The cryptosystem RSA uses a public key to encrypt the data from which a private (which should not be shared) for the purposes of decryption is created.
The public key consists of two values, and one of these is the product of the two large prime numbers. If someone discovers this value, they can identify the private key that corresponds to the public.
This basic principle makes RSA encryption very robust as it is quite difficult to identify the product of the two large first numbers.
The tool Phuctor is the result of the collaboration between Stanislav Datskovskiy and Mircea Popescu. It represents a RSA key of the factorization service that determines whether there is a common factor in the coefficients of two different public keys.
The tool uses the Euclidean algorithm to calculate the maximum common divisor of two large numbers, thus finding a common first number for the calculation of the private key.
To describe how powerful RSA encryption is, Popescu said in a blog post that one could "wait for the key to be calculated shortly before Elvis returns as Queen of England."
One of the keys that broke belongs to Peter H. Anvin (also known as the hPa on the internet) is a respected partner of the open source community, and is also one of the Linux core developers.
However, although the news sounds rather worrying, there is no error in the RSA encryption system, but how the keys are created.
Hanno Böck, a German independent journalist who last year analyzed server data that contained public keys. The researcher believed that he discovered a very high percentage of vulnerable keys. With a closer analysis, however, he discovered that the cases he encountered were actually defective keys.

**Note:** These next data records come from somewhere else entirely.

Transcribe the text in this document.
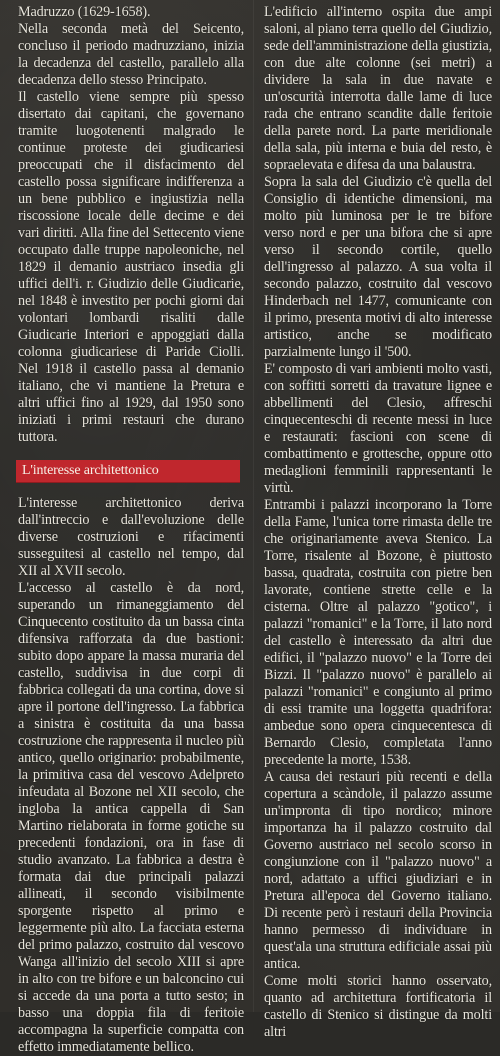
Madruzzo (1629-1658).

Nella seconda metà del Seicento, concluso il periodo madruzziano, inizia la decadenza del castello, parallelo alla decadenza dello stesso Principato.

Il castello viene sempre più spesso disertato dai capitani, che governano tramite luogotenenti malgrado le continue proteste dei giudicariesi preoccupati che il disfacimento del castello possa significare indifferenza a un bene pubblico e ingiustizia nella riscossione locale delle decime e dei vari diritti. Alla fine del Settecento viene occupato dalle truppe napoleoniche, nel 1829 il demanio austriaco insedia gli uffici dell'i. r. Giudizio delle Giudicarie, nel 1848 è investito per pochi giorni dai volontari lombardi risaliti dalle Giudicarie Interiori e appoggiati dalla colonna giudicariese di Paride Ciolli. Nel 1918 il castello passa al demanio italiano, che vi mantiene la Pretura e altri uffici fino al 1929, dal 1950 sono iniziati i primi restauri che durano tuttora.

L'interesse architettonico

L'interesse architettonico deriva dall'intreccio e dall'evoluzione delle diverse costruzioni e rifacimenti susseguitesi al castello nel tempo, dal XII al XVII secolo.

L'accesso al castello è da nord, superando un rimaneggiamento del Cinquecento costituito da un bassa cinta difensiva rafforzata da due bastioni: subito dopo appare la massa muraria del castello, suddivisa in due corpi di fabbrica collegati da una cortina, dove si apre il portone dell'ingresso. La fabbrica a sinistra è costituita da una bassa costruzione che rappresenta il nucleo più antico, quello originario: probabilmente, la primitiva casa del vescovo Adelpreto infeudata al Bozone nel XII secolo, che ingloba la antica cappella di San Martino rielaborata in forme gotiche su precedenti fondazioni, ora in fase di studio avanzato. La fabbrica a destra è formata dai due principali palazzi allineati, il secondo visibilmente sporgente rispetto al primo e leggermente più alto. La facciata esterna del primo palazzo, costruito dal vescovo Wanga all'inizio del secolo XIII si apre in alto con tre bifore e un balconcino cui si accede da una porta a tutto sesto; in basso una doppia fila di feritoie accompagna la superficie compatta con effetto immediatamente bellico.

L'edificio all'interno ospita due ampi saloni, al piano terra quello del Giudizio, sede dell'amministrazione della giustizia, con due alte colonne (sei metri) a dividere la sala in due navate e un'oscurità interrotta dalle lame di luce rada che entrano scandite dalle feritoie della parete nord. La parte meridionale della sala, più interna e buia del resto, è sopraelevata e difesa da una balaustra.

Sopra la sala del Giudizio c'è quella del Consiglio di identiche dimensioni, ma molto più luminosa per le tre bifore verso nord e per una bifora che si apre verso il secondo cortile, quello dell'ingresso al palazzo. A sua volta il secondo palazzo, costruito dal vescovo Hinderbach nel 1477, comunicante con il primo, presenta motivi di alto interesse artistico, anche se modificato parzialmente lungo il '500.

E' composto di vari ambienti molto vasti, con soffitti sorretti da travature lignee e abbellimenti del Clesio, affreschi cinquecenteschi di recente messi in luce e restaurati: fascioni con scene di combattimento e grottesche, oppure otto medaglioni femminili rappresentanti le virtù.

Entrambi i palazzi incorporano la Torre della Fame, l'unica torre rimasta delle tre che originariamente aveva Stenico. La Torre, risalente al Bozone, è piuttosto bassa, quadrata, costruita con pietre ben lavorate, contiene strette celle e la cisterna. Oltre al palazzo "gotico", i palazzi "romanici" e la Torre, il lato nord del castello è interessato da altri due edifici, il "palazzo nuovo" e la Torre dei Bizzi. Il "palazzo nuovo" è parallelo ai palazzi "romanici" e congiunto al primo di essi tramite una loggetta quadrifora: ambedue sono opera cinquecentesca di Bernardo Clesio, completata l'anno precedente la morte, 1538.

A causa dei restauri più recenti e della copertura a scàndole, il palazzo assume un'impronta di tipo nordico; minore importanza ha il palazzo costruito dal Governo austriaco nel secolo scorso in congiunzione con il "palazzo nuovo" a nord, adattato a uffici giudiziari e in Pretura all'epoca del Governo italiano. Di recente però i restauri della Provincia hanno permesso di individuare in quest'ala una struttura edificiale assai più antica.

Come molti storici hanno osservato, quanto ad architettura fortificatoria il castello di Stenico si distingue da molti altri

Böck reported that anyone can load such a key on a server without any checks being made.
"However, these keys are not a threat to anyone. "The only case where this could be significant would be to use a broken application of the basic OpenPGP protocol that does not check if the subkeys really belong to the master key," he said.
Registration in iGuRu.gr via Email
He also added that the insertion of a damaged key into a local GnuPG installation can not be done as the attempt will be rejected because validation of the signature will not pass.